As if to compensate for the blandness of the cast, the characters they inhabit are gifted with increasingly fantastic powers and abilities. Since they do not obviously exhibit any noticeable charisma, we must be informed of their vast reserves of it. Over the last decade or so, Hollywood has taken a distinctly messianic turn. There has always been an element of this to all action pictures. But the trope of the ordinary guy in extraordinary circumstances has today been almost completely usurped by various figures of the chosen ones. This is not restricted to the inundation of superhero films, which are only its most obvious manifestation. Films like Ready Player One, The Hunger Games, not to mention the Harry Potter and Lord of the Rings franchises, all participate in the production of messianic figures, characters variously fated to lead and to unite due to some extraordinary inherent trait of character. All of these films are centred around a figure who is given the opportunity to sway vast numbers of people, to mobilise, and to change the world, to effect great transformations in their environment – opportunities which take advantage of in order to do… nothing. Nothing whatsoever.

Recall the end of Ready Player One. Our hero, Wade (played by someone called Tye Sheridan) has just led what amounts to a massive popular uprising, routed the government of their virtual world, and violently seized power. Then – just at the moment when you expect him to announce sweeping reforms, devolved powers, a more egalitarian form of ownership and control – he triumphantly announces that absolutely nothing will change. A status quo, already established as thoroughly corrupt, exploitative and open to manipulation by hostile forces, is to be studiously maintained in every detail.

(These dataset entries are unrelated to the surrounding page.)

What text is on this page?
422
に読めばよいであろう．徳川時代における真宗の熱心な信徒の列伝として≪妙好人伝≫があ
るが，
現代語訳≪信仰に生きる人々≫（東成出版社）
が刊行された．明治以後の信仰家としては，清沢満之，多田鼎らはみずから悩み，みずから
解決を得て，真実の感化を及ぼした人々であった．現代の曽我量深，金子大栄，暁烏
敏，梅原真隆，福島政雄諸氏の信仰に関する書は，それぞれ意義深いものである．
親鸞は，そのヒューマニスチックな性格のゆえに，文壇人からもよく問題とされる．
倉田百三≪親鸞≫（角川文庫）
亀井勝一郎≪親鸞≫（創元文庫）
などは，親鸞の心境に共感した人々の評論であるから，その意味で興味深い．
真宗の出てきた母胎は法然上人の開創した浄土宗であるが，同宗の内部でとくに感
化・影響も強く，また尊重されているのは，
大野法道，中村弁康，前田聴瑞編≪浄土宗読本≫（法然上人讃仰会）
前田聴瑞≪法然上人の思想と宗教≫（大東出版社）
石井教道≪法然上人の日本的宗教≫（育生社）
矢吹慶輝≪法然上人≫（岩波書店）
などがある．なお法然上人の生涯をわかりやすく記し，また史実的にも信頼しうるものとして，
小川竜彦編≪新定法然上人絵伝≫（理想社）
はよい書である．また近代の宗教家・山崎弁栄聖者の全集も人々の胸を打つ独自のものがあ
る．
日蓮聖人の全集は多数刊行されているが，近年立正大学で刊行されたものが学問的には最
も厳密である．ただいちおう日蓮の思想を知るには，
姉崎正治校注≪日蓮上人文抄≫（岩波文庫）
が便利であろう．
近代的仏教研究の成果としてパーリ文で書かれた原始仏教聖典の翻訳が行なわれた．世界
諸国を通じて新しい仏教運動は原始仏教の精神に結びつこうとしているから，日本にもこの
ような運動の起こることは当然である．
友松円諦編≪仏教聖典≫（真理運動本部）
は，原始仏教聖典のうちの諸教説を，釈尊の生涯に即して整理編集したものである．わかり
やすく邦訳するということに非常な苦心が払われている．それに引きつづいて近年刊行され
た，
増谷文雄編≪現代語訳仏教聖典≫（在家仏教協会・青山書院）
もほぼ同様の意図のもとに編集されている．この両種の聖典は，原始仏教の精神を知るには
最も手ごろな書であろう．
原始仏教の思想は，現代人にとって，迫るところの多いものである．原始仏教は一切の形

Or take the climax of Endgame itself. Gifted with the ultimate power of all six infinity stones, the absolute promise of anything imaginable at the click of their fingers, the Avengers confine the exercise of this mastery to just one sole act: a simple reincarnation of all those killed by Thanos’s own finger-click five years previously. Power employed only as reaction, as the undoing of some recent catastrophe and return to the imaginary prelapsarian idyll of just five years previously. The parallel with the desires of those continuity Democrats or #FBPE Twitter accounts for whom all would apparently be right and true in the world if only the twin cosmic disasters of Trump and Brexit could be undone is, of course, too obvious to require labouring.

A quarter of a century ago, as one part of a call for a New International, issued in his book Spectres of Marx, Jacques Derrida called for a “messianic without messianism”. That is, a recuperation and revitalisation of the “messianic” promise of a new society, the conviction that another world is possible, without the need for a spiritual or redemptive messiah figure to guarantee and ground it. In the years since then, Hollywood cinema has served up precisely the opposite: a messianism without messianic. Endless parade of factory-farmed Jesuses devoid of hope or any possibility of utopia.